Modifying Child Support

If the parties agreed to an order under which the amount of child support that would have been ordered is different (higher or lower) than guideline support, the child support order can only be modified if the court finds that the circumstances of the children or a person affected by the order have materially and substantially changed since the date the court made the order. Therefore, if you agree to child support that differs from guideline support, you are NOT entitled to having the amount of child support reviewed by the court every three years.
If the amount of child support ordered was equal to guideline support, or the if the court imposed a different amount on the parties, then the court can modify the order if:
  1. The circumstances of the child or a person affected by the order have materially and substantially changed since the earlier of (A) the date of the order’s rendition; or (B) the date of the signing of a mediated or collaborative law settlement agreement on which the order is based; or

  2. It has been three years since the order was rendered or last modified and the monthly amount of the child support award under the order differs by either 20 percent or $100 from the amount that would be awarded in accordance with the child support guidelines.
The court cannot retroactively raise or lower child support payments. However, the court may raise or lower payments that occur after the date the other party was served with notice of the suit for modification or the date on which the party made an appearance (e.g. filed an answer, showed up for a hearing) in the modification suit.
NOTE: Release of a child support obligor from incarceration is a material and substantial change in
circumstances if the obligor’s child support obligation was abated, reduced, or suspended during the period of the obligor’s incarceration.

Who Can File

A suit to modify child support can be filed by the person who receives child support (the obligee), the person who is ordered to pay child support (the obligor), or the Office of Attorney General (OAG). An obligee or obligor who wants to raise or lower child support but who can't afford a private attorney can apply for services through the OAG's website and they will pursue the case. The OAG does not charge for its services but due to their funding constraints and a huge backlog of cases, they are very slow to move on a case. Often, a private attorney can get a modification done many months faster than the OAG and those extra months of higher or lower support can be enough to pay the attorney's fees.
NOTE: When the OAG files, they do not represent either party. They represent the interests of the State of Texas. Therefore, if an obligee asks the OAG to file a suit to increase child support and it turns out that the obligor's (provable) income has gone down, the OAG will move forward with a REDUCTION in child support.

Modifying Conservatorship

Conservatorship can be modified by agreement at any time. Absent an agreement, the party seeking modification of conservatorship can file a Petition to Modify the Parent-Child Relationship at any time, but if the suit is filed less than a year since the last suit affecting the parent-child relationship, the new suit will have to be accompanied by an affidavit explaining why a modification is being sought so soon.
To succeed in a suit for modification, the person who files suit must prove TWO things:
  1. The requested change is in the best interest of the child; AND

  2. One of the following
    • There has been a material and substantial change in the circumstances of the child or a party affected by the order since the order was rendered (a criminal conviction for child abuse is enough to establish a material change in circumstances and either a conviction of or deferred adjudication for family violence is also enough to establish a material change in circumstances); or

    • A child 12-years or older has met with the judge (or an amicus attorney) in chambers and expressed a desire for a change in conservatorship; or

    • The conservator (parent) having the exclusive right to designate the primary residence of the child has voluntarily relinquished the primary care and control of the child to another person for at least 6 months (not including periods of military deployment). NOTE that since 2009, neither party must be designated as having the exclusive right to designate the primary residence of the child. Taking the statute at its word, it would seem that if neither party had the exclusive right to designate the primary residence of the child, the person with whom the child spends most of his or her time could voluntarily relinquish the child to another without triggering this basis for modification. It seems equally likely that the other parent would be able to convince the court that the relinquishment is or was brought about by a material change in circumstances.

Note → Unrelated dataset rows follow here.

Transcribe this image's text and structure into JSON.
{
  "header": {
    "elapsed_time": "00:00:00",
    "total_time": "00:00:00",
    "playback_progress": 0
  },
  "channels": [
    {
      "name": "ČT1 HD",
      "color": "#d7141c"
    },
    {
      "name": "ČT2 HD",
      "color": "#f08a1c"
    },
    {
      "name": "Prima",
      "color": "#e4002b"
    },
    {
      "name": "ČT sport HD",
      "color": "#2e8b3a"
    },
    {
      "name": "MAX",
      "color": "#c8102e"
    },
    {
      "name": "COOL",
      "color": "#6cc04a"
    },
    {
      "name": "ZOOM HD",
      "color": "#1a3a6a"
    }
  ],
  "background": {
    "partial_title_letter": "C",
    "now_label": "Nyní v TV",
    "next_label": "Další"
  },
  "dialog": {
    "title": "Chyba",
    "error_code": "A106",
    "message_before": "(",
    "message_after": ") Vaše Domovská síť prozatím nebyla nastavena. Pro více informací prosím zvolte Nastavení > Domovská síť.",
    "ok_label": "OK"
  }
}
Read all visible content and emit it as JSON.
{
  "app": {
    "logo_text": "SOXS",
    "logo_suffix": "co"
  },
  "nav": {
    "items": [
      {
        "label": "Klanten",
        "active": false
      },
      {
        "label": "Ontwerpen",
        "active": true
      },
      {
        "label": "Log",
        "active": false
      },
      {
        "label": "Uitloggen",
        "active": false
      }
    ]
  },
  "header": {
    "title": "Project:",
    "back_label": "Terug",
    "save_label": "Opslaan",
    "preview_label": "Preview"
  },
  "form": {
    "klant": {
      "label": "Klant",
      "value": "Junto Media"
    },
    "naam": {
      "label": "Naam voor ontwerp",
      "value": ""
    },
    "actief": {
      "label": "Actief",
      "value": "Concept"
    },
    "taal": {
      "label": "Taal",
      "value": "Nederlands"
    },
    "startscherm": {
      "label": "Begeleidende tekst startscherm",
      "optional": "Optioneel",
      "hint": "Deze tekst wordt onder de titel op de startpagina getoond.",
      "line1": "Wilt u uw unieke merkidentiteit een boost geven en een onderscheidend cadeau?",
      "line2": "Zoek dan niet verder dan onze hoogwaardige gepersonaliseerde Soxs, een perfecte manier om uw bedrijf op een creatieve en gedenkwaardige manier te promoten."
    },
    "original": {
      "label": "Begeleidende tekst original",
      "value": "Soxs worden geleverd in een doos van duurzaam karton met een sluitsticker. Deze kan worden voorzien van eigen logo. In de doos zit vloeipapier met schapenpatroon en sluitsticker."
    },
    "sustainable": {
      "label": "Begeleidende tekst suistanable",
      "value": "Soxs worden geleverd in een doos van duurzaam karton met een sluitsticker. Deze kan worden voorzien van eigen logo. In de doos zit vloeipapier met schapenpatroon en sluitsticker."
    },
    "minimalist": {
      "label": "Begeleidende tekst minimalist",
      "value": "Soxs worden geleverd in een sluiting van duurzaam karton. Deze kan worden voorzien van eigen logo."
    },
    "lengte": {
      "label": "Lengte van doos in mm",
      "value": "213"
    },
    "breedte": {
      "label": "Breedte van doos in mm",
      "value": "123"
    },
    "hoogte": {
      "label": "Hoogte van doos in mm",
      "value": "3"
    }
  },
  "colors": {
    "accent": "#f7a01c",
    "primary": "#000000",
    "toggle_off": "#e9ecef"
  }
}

Modification Based on Increased Expenses Due to One Party's Move

If one party (parent) moves and that move causes increased expenses for the other party (parent), the court may render an order that allocates those increased expenses on a fair and equitable basis. This alone is sufficient grounds for a modification regarding the allocation of expenses. The Texas Family Code presumes that the person who moved should pay the increased expenses caused by the move.